The Kempsey council's infrastructure manager, Robert Scott, says the contamination sounds worse than it actually is.
He says the rain caused the spill but it also helped dilute it.
"At the moment the dams in the Hillgrove mine, because they've received around about 290mm of rainfall for the month of November alone, are full, they are discharging," he said.
"We are seeing a massive dilution factor as a result of the overall flow that's coming off the New England Tablelands at the moment, which has resulted in relatively low levels of discharge directly from the mine."
However, conservationists are worried about the latest spill into the Upper Macleay.
Coffs Harbour Greens' councillor Mark Graham says the spill in the region's drinking water catchment should be grounds for concern.
"I think that all the evidence is that the river is contaminated by mining practices and it's not just the historic mining practices," he said.
"The owners of the Hillgrove mine, Straits Mining, were recently fined $50,000 in the Land and Environment Court for ongoing contamination to the headwaters of the Macleay.
"These mines are creating ongoing contamination for the catchment.
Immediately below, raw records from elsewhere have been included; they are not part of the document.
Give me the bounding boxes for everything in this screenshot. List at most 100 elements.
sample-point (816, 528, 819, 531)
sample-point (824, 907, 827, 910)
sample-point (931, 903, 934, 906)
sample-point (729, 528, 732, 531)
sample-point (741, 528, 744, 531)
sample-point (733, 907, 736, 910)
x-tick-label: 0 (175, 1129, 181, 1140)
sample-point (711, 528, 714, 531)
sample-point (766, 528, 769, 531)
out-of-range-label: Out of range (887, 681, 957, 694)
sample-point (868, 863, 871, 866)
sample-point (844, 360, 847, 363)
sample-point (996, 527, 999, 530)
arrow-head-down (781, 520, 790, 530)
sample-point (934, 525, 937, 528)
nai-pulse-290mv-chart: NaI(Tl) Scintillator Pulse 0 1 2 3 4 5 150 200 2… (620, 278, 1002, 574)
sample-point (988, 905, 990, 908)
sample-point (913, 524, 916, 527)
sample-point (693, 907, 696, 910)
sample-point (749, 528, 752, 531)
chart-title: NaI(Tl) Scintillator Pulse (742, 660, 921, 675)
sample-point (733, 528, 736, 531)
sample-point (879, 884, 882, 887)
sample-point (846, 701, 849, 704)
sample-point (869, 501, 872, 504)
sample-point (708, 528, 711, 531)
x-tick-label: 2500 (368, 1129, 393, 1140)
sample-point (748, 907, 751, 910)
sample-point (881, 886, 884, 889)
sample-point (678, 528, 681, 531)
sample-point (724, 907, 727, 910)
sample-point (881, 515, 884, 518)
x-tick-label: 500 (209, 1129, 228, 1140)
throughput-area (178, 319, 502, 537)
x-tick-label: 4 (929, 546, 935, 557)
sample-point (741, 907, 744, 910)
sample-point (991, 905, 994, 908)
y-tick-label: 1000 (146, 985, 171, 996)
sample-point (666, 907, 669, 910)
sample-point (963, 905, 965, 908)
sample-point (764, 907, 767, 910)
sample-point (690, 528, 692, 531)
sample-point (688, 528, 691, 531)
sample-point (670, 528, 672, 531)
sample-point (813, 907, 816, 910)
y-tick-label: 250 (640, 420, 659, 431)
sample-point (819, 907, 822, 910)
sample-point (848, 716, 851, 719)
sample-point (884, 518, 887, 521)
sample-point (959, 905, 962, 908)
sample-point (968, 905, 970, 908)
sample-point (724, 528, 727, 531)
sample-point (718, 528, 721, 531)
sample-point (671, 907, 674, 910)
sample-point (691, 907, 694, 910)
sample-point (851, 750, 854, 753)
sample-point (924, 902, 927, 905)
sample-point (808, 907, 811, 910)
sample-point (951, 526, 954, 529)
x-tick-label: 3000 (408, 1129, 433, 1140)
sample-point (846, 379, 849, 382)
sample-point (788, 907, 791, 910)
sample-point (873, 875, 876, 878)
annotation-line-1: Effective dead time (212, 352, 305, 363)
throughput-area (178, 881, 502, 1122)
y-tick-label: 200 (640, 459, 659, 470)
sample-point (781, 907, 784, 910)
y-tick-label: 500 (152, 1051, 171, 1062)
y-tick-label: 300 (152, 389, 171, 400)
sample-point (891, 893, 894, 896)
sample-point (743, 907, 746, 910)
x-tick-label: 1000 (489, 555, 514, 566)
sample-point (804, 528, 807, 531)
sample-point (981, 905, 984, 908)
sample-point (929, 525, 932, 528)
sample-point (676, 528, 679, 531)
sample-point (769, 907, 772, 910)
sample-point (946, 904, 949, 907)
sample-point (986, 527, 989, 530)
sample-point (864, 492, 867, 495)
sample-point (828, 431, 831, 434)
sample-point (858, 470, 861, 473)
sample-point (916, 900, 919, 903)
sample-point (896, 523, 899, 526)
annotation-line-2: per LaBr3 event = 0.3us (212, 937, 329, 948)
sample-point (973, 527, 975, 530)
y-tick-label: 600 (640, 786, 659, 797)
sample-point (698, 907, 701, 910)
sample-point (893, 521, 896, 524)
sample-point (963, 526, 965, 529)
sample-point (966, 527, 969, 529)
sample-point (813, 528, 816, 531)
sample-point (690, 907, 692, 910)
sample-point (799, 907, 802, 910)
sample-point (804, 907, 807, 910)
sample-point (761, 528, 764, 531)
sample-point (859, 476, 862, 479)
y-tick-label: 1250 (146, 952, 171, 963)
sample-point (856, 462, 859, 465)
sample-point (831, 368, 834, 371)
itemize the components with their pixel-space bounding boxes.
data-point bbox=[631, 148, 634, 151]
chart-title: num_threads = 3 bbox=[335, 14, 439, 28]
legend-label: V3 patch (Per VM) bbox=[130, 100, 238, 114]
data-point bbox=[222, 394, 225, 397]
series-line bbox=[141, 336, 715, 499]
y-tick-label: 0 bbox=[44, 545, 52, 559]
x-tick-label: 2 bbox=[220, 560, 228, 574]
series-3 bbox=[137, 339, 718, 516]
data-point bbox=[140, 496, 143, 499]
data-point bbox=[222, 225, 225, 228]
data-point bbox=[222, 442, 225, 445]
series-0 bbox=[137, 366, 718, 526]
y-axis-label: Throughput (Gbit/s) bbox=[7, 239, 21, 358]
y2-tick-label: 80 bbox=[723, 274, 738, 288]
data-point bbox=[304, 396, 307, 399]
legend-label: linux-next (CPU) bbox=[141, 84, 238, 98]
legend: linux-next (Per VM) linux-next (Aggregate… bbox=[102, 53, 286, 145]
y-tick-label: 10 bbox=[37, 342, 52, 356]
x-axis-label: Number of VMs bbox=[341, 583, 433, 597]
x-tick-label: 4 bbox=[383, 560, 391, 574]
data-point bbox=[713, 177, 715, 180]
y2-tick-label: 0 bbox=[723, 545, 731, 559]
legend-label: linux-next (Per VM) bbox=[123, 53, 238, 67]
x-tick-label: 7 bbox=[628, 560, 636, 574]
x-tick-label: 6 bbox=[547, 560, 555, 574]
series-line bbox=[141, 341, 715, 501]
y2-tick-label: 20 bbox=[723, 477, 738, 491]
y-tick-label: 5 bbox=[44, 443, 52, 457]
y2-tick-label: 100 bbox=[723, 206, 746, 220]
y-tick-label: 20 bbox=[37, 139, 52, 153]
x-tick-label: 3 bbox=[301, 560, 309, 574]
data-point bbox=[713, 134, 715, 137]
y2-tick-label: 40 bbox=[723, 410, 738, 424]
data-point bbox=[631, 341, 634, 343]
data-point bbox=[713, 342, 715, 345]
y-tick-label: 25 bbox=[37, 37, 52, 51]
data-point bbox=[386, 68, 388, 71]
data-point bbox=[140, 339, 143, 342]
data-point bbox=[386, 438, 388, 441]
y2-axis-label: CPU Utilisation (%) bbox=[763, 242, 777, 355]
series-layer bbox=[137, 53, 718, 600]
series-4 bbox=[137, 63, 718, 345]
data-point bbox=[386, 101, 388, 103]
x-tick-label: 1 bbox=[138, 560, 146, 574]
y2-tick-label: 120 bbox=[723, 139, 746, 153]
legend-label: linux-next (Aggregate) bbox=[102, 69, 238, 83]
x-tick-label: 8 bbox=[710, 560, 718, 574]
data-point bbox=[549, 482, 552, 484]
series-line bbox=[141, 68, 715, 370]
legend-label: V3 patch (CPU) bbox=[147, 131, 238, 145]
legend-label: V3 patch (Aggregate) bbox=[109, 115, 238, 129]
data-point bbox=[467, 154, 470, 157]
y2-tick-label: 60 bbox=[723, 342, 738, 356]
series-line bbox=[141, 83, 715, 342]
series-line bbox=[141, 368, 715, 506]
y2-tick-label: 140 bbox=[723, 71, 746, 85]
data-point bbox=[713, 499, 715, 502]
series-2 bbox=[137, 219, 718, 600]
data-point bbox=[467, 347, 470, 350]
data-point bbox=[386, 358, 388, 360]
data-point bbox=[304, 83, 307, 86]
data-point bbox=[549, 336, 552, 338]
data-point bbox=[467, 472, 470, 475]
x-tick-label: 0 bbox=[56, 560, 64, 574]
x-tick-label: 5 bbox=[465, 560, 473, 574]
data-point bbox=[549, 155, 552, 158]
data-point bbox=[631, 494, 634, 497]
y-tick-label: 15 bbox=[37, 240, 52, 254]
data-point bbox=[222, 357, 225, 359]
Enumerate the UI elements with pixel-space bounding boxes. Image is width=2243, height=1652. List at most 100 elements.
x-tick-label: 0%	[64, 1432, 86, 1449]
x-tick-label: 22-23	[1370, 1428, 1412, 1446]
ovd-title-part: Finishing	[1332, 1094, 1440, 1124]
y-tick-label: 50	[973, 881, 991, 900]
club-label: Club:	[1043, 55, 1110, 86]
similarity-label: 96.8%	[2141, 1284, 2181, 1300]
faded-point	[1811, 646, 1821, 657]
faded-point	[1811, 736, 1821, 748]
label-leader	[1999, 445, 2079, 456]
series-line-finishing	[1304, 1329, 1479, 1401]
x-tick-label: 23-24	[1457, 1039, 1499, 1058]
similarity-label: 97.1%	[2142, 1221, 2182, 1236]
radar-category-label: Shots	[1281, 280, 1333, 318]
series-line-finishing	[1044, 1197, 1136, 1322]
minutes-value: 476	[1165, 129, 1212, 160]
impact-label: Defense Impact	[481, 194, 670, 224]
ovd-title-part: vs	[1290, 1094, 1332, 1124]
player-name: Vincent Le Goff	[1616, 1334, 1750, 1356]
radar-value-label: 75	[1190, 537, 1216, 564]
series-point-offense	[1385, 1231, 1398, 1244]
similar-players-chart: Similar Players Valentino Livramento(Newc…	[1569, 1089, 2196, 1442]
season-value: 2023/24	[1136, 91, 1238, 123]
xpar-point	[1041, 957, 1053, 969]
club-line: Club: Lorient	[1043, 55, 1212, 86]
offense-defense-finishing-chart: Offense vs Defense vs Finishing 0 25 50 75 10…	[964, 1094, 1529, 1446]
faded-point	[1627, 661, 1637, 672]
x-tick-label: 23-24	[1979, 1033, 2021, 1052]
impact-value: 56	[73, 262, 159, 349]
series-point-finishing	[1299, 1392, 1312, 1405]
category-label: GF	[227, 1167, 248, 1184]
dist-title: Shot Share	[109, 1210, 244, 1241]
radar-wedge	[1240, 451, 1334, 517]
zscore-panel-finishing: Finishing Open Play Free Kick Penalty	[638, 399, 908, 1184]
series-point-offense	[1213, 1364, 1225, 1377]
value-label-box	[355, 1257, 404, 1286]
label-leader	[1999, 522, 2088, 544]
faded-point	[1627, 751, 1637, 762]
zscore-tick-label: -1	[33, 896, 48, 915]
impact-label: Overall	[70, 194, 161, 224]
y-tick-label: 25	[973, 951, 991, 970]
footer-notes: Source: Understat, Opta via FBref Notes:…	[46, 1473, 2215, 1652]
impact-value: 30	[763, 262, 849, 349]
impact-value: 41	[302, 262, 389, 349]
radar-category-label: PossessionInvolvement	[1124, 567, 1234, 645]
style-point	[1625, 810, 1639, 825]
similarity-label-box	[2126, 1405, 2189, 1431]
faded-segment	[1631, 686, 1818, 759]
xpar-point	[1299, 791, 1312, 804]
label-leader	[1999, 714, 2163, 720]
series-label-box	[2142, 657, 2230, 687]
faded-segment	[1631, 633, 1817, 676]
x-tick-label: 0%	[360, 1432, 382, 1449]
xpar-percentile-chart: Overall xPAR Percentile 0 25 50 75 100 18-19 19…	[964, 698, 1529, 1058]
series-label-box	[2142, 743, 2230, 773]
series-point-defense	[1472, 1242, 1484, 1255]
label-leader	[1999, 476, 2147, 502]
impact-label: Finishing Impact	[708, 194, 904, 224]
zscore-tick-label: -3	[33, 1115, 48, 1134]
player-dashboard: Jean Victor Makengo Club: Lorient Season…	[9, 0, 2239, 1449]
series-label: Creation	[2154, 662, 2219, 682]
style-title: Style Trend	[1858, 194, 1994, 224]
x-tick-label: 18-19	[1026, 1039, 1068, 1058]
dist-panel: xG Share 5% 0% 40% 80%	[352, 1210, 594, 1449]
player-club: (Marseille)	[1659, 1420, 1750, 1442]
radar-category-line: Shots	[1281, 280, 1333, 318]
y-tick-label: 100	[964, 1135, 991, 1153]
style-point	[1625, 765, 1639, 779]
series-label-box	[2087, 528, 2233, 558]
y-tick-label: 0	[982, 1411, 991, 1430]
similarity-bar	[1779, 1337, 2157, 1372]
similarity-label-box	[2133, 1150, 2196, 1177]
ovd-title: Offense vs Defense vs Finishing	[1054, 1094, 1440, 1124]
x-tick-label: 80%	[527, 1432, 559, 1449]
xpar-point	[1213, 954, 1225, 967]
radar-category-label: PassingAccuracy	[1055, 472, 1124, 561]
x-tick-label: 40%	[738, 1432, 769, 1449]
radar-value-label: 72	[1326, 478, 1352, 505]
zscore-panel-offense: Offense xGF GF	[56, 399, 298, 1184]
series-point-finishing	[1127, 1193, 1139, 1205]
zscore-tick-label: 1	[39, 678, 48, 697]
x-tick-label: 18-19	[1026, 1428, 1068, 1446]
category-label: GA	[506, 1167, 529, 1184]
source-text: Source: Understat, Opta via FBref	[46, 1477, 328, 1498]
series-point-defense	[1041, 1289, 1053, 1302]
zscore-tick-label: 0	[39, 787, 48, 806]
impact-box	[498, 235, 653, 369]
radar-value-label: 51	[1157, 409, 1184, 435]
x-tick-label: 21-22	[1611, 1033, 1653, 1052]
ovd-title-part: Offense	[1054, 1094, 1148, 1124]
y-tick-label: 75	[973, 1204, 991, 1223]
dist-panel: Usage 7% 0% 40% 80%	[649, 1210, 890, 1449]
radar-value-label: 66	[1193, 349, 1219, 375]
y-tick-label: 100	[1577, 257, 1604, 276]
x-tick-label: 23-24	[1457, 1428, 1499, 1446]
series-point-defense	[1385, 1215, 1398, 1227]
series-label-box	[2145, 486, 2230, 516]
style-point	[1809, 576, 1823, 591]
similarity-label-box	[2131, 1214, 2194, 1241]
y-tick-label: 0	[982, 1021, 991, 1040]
North Coast Voices 30 November 2011:

No Antimony Mine on the Dorrigo Plateau - get your bumper stickers now

The bumper stickers are available from Kombu Wholefoods in Bellingen, The Happy Frog in Coffs Harbour, The Clarence Environment Centre in South Grafton, Sawtell Paradise Fruit, The Sawtell Newsagency, Hickory Wholefoods in Dorrigo, Dorrigo Environment Watch Inc., Antimony Action and local NSW Greens groups.
Further information about the proposed reopening of the mine and about the dangers of antimony mining in high rainfall areas is available at  

North Coast Voices 17 November 2011:

Just to remind our elected representatives in all three tiers of government that mercury and arsenic have consequences, here is a media report from New Zealand this month as one small community struggles with the reality of soil contamination from arsenic laden mine tailings dumped during the last century:
The Ministry of Health advises Moanataiari residents to:
- Take care with personal hygiene (i.e. hand washing after handling soil);
- Make sure children don't eat or play in soil;
- Remove footwear before going indoors to avoid carrying soil dust indoors - particularly for households with very young children;
- Cover soil (e.g. grassing, paving, gravel) to reduce dust and direct access by young children;
- Not to eat home grown fruit and vegetables, especially young children, until further quantification of the contamination is available and the risk can be assessed, unless it is known that the garden soil is clean fill. If you choose to eat home grown fruit and vegetables, then thoroughly wash produce that may be contaminated with soil, and peel the skin off root vegetables;
- Don't be concerned about the drinking water supply, it is separate (and safe);
- As always, if unwell for any reason, see your doctor.